First off, it is worth noting in previous verses God wanted to destroy the people but then Moses talks God into changing God's mind. And so in verse 14 God changes God's mind and does not consume the people. 

But then you get Moses coming down the mountain and seeing all this "running wild" and gets those who are on "God's side" to kill those who are not on "God's side". Of course Moses commands all this under the declaration of "Thus says the Lord." Again, God just changed God's mind, God will not destroy the people. 

Could it be that this action, is the sin of Moses? Moses calls for a killing of people in order to purify the ranks and then tells the now 'pure' people, "Hey the sin we saw happen was rather big and we destroyed the people who were the problem. I will go up and talk with God to make an atonement and set all this right again. Just wait here." 
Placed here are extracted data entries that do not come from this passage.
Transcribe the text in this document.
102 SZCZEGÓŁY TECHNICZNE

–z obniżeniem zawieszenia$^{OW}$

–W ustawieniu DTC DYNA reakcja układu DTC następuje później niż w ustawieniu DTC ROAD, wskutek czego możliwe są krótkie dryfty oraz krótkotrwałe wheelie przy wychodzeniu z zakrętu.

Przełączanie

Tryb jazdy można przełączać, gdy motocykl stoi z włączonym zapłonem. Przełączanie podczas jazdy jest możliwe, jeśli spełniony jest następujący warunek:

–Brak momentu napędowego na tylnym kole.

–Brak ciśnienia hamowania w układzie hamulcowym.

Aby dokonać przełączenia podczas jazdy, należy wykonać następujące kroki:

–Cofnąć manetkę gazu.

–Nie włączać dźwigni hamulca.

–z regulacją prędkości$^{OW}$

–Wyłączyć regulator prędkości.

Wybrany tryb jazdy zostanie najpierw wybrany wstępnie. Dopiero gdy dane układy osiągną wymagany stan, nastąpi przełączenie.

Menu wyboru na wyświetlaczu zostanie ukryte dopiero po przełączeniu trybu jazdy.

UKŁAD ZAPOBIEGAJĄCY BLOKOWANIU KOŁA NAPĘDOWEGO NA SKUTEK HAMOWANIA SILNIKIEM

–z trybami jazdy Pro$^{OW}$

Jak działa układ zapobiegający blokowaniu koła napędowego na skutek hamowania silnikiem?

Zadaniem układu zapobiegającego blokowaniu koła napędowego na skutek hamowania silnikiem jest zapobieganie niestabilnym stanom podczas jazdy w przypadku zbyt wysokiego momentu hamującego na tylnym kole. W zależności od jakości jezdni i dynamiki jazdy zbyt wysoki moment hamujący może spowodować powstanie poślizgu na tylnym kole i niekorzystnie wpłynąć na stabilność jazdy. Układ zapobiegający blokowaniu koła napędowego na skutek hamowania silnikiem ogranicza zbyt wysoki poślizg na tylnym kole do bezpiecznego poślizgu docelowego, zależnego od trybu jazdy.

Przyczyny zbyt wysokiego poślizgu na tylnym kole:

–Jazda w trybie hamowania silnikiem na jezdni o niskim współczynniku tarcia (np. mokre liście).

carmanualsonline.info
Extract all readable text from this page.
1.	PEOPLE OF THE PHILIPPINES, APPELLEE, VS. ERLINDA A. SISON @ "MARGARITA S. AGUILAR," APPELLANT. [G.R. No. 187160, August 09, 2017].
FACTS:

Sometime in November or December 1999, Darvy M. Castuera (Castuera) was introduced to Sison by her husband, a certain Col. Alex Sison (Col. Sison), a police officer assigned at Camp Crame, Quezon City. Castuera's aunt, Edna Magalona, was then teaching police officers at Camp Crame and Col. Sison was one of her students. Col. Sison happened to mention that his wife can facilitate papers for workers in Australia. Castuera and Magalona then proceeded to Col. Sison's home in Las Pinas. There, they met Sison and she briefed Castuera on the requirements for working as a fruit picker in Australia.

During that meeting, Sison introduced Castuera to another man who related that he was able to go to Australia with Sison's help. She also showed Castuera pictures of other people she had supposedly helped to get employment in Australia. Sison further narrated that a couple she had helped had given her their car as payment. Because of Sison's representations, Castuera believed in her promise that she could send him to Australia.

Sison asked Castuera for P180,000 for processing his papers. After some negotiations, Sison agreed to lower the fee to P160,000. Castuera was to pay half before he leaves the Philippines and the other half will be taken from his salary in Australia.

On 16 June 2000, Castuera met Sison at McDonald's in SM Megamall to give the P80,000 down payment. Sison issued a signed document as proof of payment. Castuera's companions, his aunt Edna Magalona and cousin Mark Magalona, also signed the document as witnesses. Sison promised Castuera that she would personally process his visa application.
Moses goes up and says to God - please forgive us as we sat by and allowed this golden calf to be created. If you would not forgive us, then kill me as a way to appease your anger. 

God says - Moses, I will take care of those who sin against me in my own way (whatever it means to be blotted from the book), I will punish them through a plague. In case you forgot I said I did not want to destroy the people then you go down and kill all these people! What the heck are you doing?! This is not what I said and here you go putting my seal on your actions. I do not desire these people to die, but it seems you did.  


I know I am taking some artistic licence here, but I struggle with the idea that God says God will not destroy then Moses goes down and kills 3000 people in the name of God. Did Moses sin and kill a bunch of people in the name of God?